Checkpointing and human-in-the-loop patterns
Checkpointing saves graph state at each node, enabling two things: resumption after failure, and human approval gates.
from langgraph.checkpoint.memory import MemorySaver
from langgraph.graph import StateGraph, END, interrupt
class ReviewState(TypedDict):
messages: Annotated[list[BaseMessage], add_messages]
draft: str
approved: bool
def draft_node(state: ReviewState) -> ReviewState:
response = llm.invoke(state["messages"])
return {"draft": response.content, "approved": False}
def human_review_node(state: ReviewState) -> ReviewState:
# interrupt() pauses execution and surfaces state to the caller
# The human can inspect state["draft"] and decide
human_decision = interrupt({"draft": state["draft"], "action": "approve_or_revise"})
return {"approved": human_decision.get("approved", False)}
def publish_node(state: ReviewState) -> ReviewState:
print(f"Publishing: {state['draft']}")
return state
def route_after_review(state: ReviewState) -> str:
return "publish" if state["approved"] else "draft"
builder = StateGraph(ReviewState)
builder.add_node("draft", draft_node)
builder.add_node("human_review", human_review_node)
builder.add_node("publish", publish_node)
builder.set_entry_point("draft")
builder.add_edge("draft", "human_review")
builder.add_conditional_edges("human_review", route_after_review, {
"publish": "publish",
"draft": "draft",
})
builder.add_edge("publish", END)
# MemorySaver persists state in memory; use SqliteSaver or PostgresSaver in production
checkpointer = MemorySaver()
graph = builder.compile(checkpointer=checkpointer, interrupt_before=["human_review"])
thread_config = {"configurable": {"thread_id": "session-001"}}
# Start execution — pauses at human_review
result = graph.invoke(
{"messages": [HumanMessage(content="Write a blog post about LangGraph")]},
config=thread_config,
)
print("Draft ready for review:", result["draft"][:100])
# Resume with human decision
final = graph.invoke(
{"approved": True},
config=thread_config,
)
This pattern is the foundation for any agent workflow that requires auditability or human oversight before irreversible actions.
Common mistakes
Putting business logic in edge conditions. Routing functions should be thin — read a field from state and return a string. Complex logic in routing is hard to test. Put the logic in the node and have the node set a next_step field.
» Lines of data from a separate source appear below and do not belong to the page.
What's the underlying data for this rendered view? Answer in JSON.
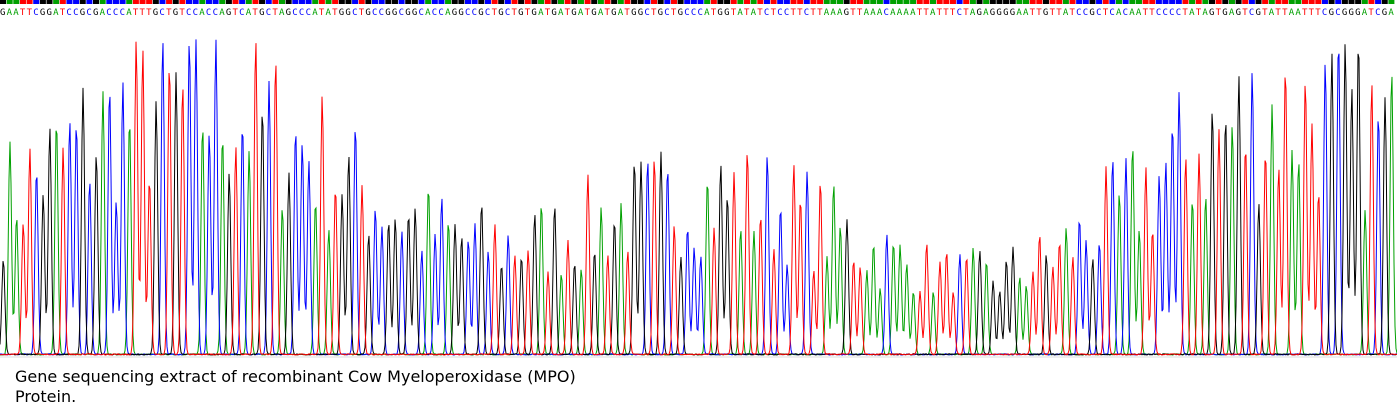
{
  "sequence": "GAATTCGGATCCGCGACCCATTTGCTGTCCACCAGTCATGCTAGCCCATATGGCTGCCGGCGGCACCAGGCCGCTGCTGTGATGATGATGATGATGGCTGCTGCCCATGGTATATCTCCTTCTTAAAGTTAAACAAAATTATTTCTAGAGGGGAATTGTTATCCGCTCACAATTCCCCTATAGTGAGTCGTATTAATTTCGCGGGATCGA",
  "caption": {
    "line1": "Gene sequencing extract of recombinant Cow Myeloperoxidase (MPO)",
    "line2": "Protein."
  }
}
Mutable state without the add_messages annotation. LangGraph uses reducers to merge state updates. Without Annotated[list, add_messages], appending to a messages list will overwrite it instead of extending it.
Not using checkpointing in multi-step workflows. A 10-step agent that fails on step 8 without a checkpointer loses all progress. Add MemorySaver during development and swap to a persistent backend before production.
Deeply nested subgraphs for simple branching. LangGraph supports subgraphs (a graph as a node), but two-branch routing does not need one. Use conditional edges for simple cases; reserve subgraphs for genuinely modular, reusable agent components.
Try it yourself
Build a LangGraph agent with three nodes: planner (decomposes a user request into steps), executor (runs one step using a tool of your choice), and reviewer (checks if all steps are done or flags which steps failed). Add a conditional edge from reviewer back to executor if there are incomplete steps, and to END when all steps succeed. Test it with a multi-step research request.